The show at the National Roman Museum brings together more than 100 artworks that adorned private and public buildings in Pompeii, Herculaneum and other towns near Naples that were destroyed by the eruption in A.D. 79.
Many of the works have not been seen for as long as a decade while they sat in storage at the Archaeological Museum in Naples, which has been undergoing yearslong renovations, officials said.
The frescoes themselves have had lengthy restorations to revive colors and figures that, in some cases, had almost completely faded, said Maria Luisa Nava, archaeological superintendent in the southern Italian city.
The eruption of Mount Vesuvius killed thousands but preserved the Roman settlements under layers of volcanic ash, providing modern scholars with precious information on domestic life in the ancient world.
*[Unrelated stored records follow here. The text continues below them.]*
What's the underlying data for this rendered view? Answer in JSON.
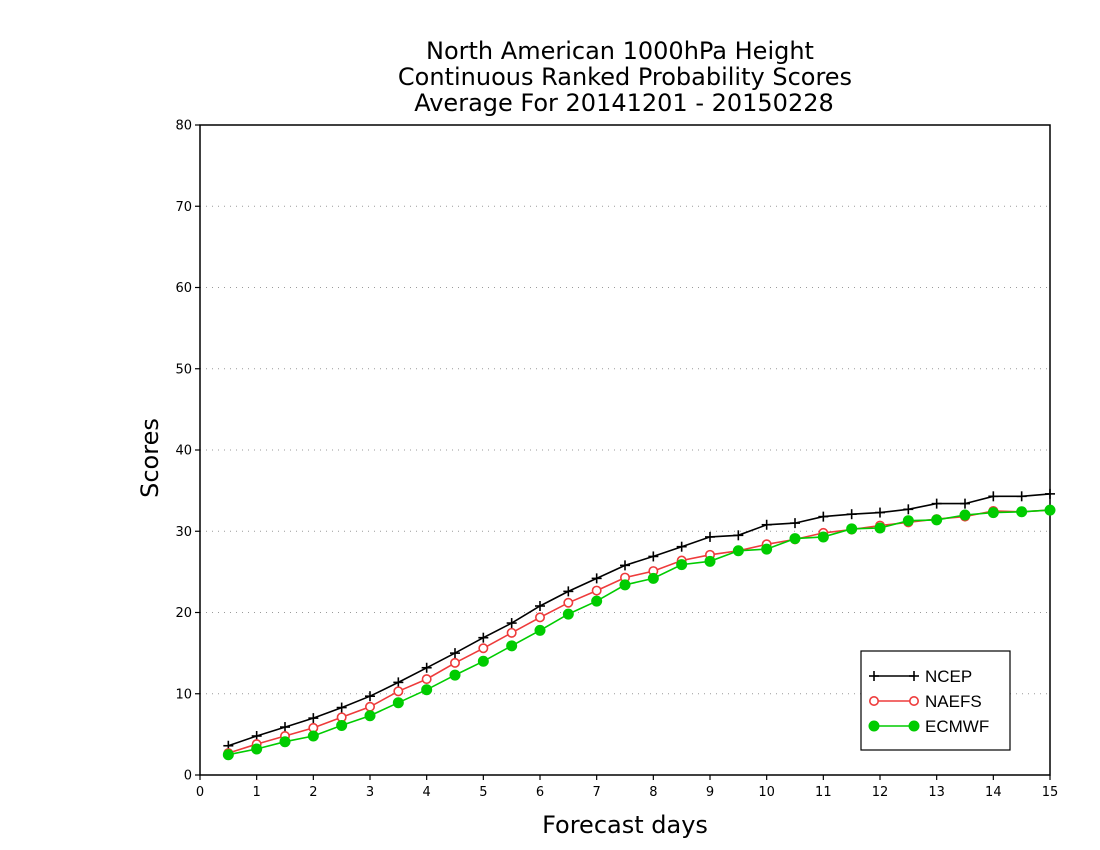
{
  "chart_data": {
    "type": "line",
    "title": [
      "North American 1000hPa Height",
      "Continuous Ranked Probability Scores",
      "Average For 20141201 - 20150228"
    ],
    "xlabel": "Forecast days",
    "ylabel": "Scores",
    "xlim": [
      0,
      15
    ],
    "ylim": [
      0,
      80
    ],
    "xticks": [
      0,
      1,
      2,
      3,
      4,
      5,
      6,
      7,
      8,
      9,
      10,
      11,
      12,
      13,
      14,
      15
    ],
    "yticks": [
      0,
      10,
      20,
      30,
      40,
      50,
      60,
      70,
      80
    ],
    "grid": "horizontal dotted",
    "legend_position": "bottom-right",
    "x": [
      0.5,
      1,
      1.5,
      2,
      2.5,
      3,
      3.5,
      4,
      4.5,
      5,
      5.5,
      6,
      6.5,
      7,
      7.5,
      8,
      8.5,
      9,
      9.5,
      10,
      10.5,
      11,
      11.5,
      12,
      12.5,
      13,
      13.5,
      14,
      14.5,
      15
    ],
    "series": [
      {
        "name": "NCEP",
        "color": "#000000",
        "marker": "plus",
        "values": [
          3.6,
          4.8,
          5.9,
          7.0,
          8.3,
          9.7,
          11.4,
          13.2,
          15.0,
          16.9,
          18.7,
          20.8,
          22.6,
          24.2,
          25.8,
          26.9,
          28.1,
          29.3,
          29.5,
          30.8,
          31.0,
          31.8,
          32.1,
          32.3,
          32.7,
          33.4,
          33.4,
          34.3,
          34.3,
          34.6
        ]
      },
      {
        "name": "NAEFS",
        "color": "#ee3b3b",
        "marker": "open-circle",
        "values": [
          2.7,
          3.8,
          4.8,
          5.8,
          7.1,
          8.4,
          10.3,
          11.8,
          13.8,
          15.6,
          17.5,
          19.4,
          21.2,
          22.7,
          24.3,
          25.1,
          26.4,
          27.1,
          27.6,
          28.4,
          29.0,
          29.8,
          30.2,
          30.7,
          31.1,
          31.5,
          31.8,
          32.5,
          32.4,
          32.6
        ]
      },
      {
        "name": "ECMWF",
        "color": "#00cc00",
        "marker": "filled-circle",
        "values": [
          2.5,
          3.2,
          4.1,
          4.8,
          6.1,
          7.3,
          8.9,
          10.5,
          12.3,
          14.0,
          15.9,
          17.8,
          19.8,
          21.4,
          23.4,
          24.2,
          25.9,
          26.3,
          27.6,
          27.8,
          29.1,
          29.3,
          30.3,
          30.4,
          31.3,
          31.4,
          32.0,
          32.3,
          32.4,
          32.6
        ]
      }
    ]
  }
}
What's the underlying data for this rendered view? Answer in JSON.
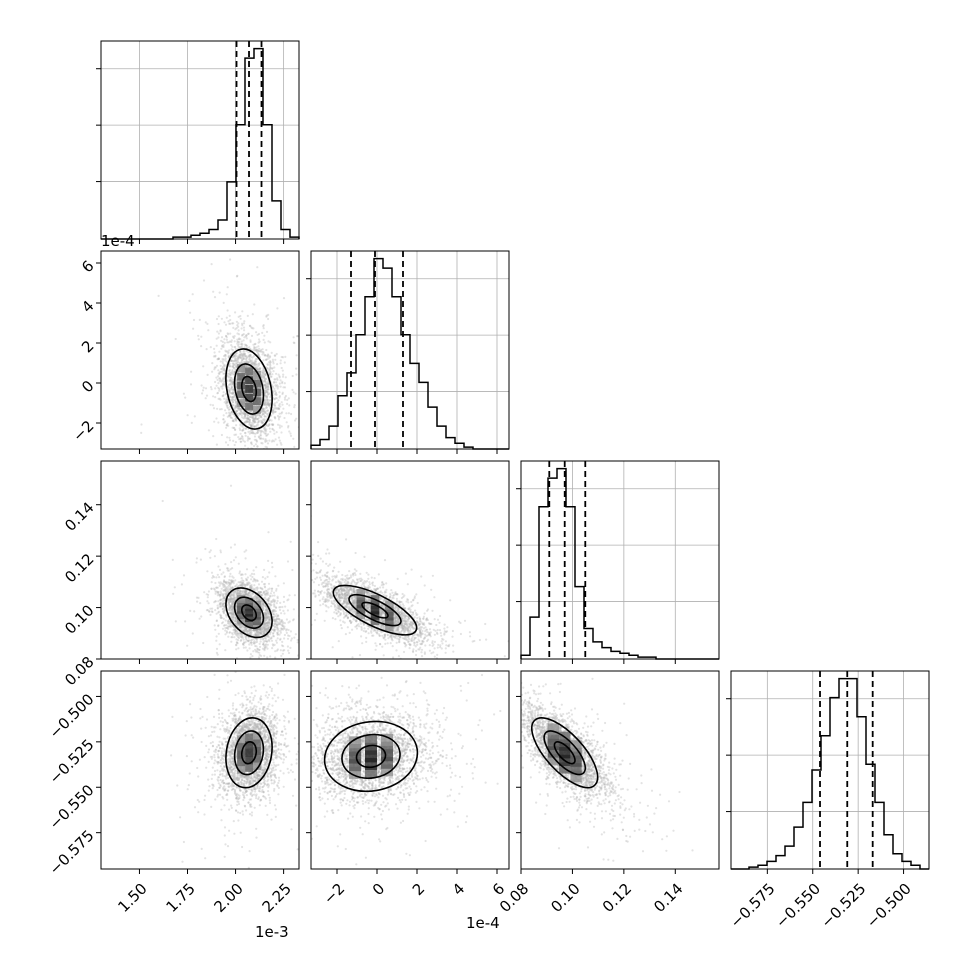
{
  "chart_data": {
    "type": "corner",
    "parameters": [
      {
        "ticks": [
          1.5,
          1.75,
          2.0,
          2.25
        ],
        "tick_labels": [
          "1.50",
          "1.75",
          "2.00",
          "2.25"
        ],
        "range": [
          1.3,
          2.33
        ],
        "offset_label": "1e-3",
        "quantiles": [
          2.005,
          2.07,
          2.135
        ]
      },
      {
        "ticks": [
          -2,
          0,
          2,
          4,
          6
        ],
        "tick_labels": [
          "−2",
          "0",
          "2",
          "4",
          "6"
        ],
        "range": [
          -3.3,
          6.6
        ],
        "offset_label": "1e-4",
        "quantiles": [
          -1.3,
          -0.1,
          1.3
        ]
      },
      {
        "ticks": [
          0.08,
          0.1,
          0.12,
          0.14
        ],
        "tick_labels": [
          "0.08",
          "0.10",
          "0.12",
          "0.14"
        ],
        "range": [
          0.08,
          0.157
        ],
        "offset_label": "",
        "quantiles": [
          0.091,
          0.097,
          0.105
        ]
      },
      {
        "ticks": [
          -0.575,
          -0.55,
          -0.525,
          -0.5
        ],
        "tick_labels": [
          "−0.575",
          "−0.550",
          "−0.525",
          "−0.500"
        ],
        "range": [
          -0.595,
          -0.486
        ],
        "offset_label": "",
        "quantiles": [
          -0.546,
          -0.531,
          -0.517
        ]
      }
    ],
    "histograms": [
      [
        0,
        0,
        0,
        0,
        0,
        0,
        0,
        0,
        1,
        1,
        2,
        3,
        5,
        10,
        30,
        60,
        95,
        100,
        60,
        20,
        5,
        1
      ],
      [
        2,
        5,
        12,
        28,
        40,
        60,
        80,
        100,
        95,
        80,
        60,
        45,
        35,
        22,
        12,
        6,
        3,
        1,
        0,
        0,
        0,
        0
      ],
      [
        2,
        22,
        80,
        95,
        100,
        80,
        38,
        16,
        9,
        6,
        4,
        3,
        2,
        1,
        1,
        0,
        0,
        0,
        0,
        0,
        0,
        0
      ],
      [
        0,
        0,
        1,
        2,
        4,
        7,
        12,
        22,
        35,
        52,
        70,
        90,
        100,
        100,
        80,
        55,
        35,
        18,
        8,
        4,
        2,
        0
      ]
    ],
    "hist_ylim": [
      0,
      104
    ],
    "pairs": [
      {
        "row": 1,
        "col": 0,
        "center": [
          2.07,
          -0.3
        ],
        "sd": [
          0.075,
          1.25
        ],
        "rho": -0.25
      },
      {
        "row": 2,
        "col": 0,
        "center": [
          2.07,
          0.098
        ],
        "sd": [
          0.075,
          0.006
        ],
        "rho": -0.35
      },
      {
        "row": 2,
        "col": 1,
        "center": [
          -0.1,
          0.099
        ],
        "sd": [
          1.3,
          0.006
        ],
        "rho": -0.72
      },
      {
        "row": 3,
        "col": 0,
        "center": [
          2.07,
          -0.531
        ],
        "sd": [
          0.075,
          0.012
        ],
        "rho": 0.15
      },
      {
        "row": 3,
        "col": 1,
        "center": [
          -0.3,
          -0.533
        ],
        "sd": [
          1.45,
          0.012
        ],
        "rho": 0.1
      },
      {
        "row": 3,
        "col": 2,
        "center": [
          0.097,
          -0.531
        ],
        "sd": [
          0.008,
          0.012
        ],
        "rho": -0.7
      }
    ],
    "grid": true,
    "colors": {
      "line": "#000000",
      "points": "#b0b0b0",
      "grid": "#b0b0b0",
      "density": "#000000"
    }
  }
}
Early archaeologists who began excavating Pompeii in the 18th century were struck by the art decorating entire rooms in the richest of the Roman homes. The signature bright red used in much Roman painting was so vivid among the ruins of Pompeii that the particular hue was named after the city.
"Pompeii Red" is also the title of the exhibition, held among the statues and artifacts permanently displayed in the Roman museum.
On display is art ranging from the mythical to the mundane, from Theseus standing triumphant over the body of the Minotaur to still lifes showing what could be found in the pantry of a wealthy Roman kitchen. Delicacies on the menu included dried fruits, mushrooms and moray eels.
King Charles of Bourbon, the 18th-century monarch of Naples, began removing the frescoes from the archaeological sites to protect them from looters.
A few more recent discoveries are also included in the exhibition. These include an entire room from a Pompeii home decorated with garden motifs as well frescoes of deities on a red background from an ancient hotel found in 2000 during construction of a highway near the site.
The show runs through March 20 and admission costs $14. The exhibition also offers a lab where children can learn fresco techniques and make their own Roman artwork.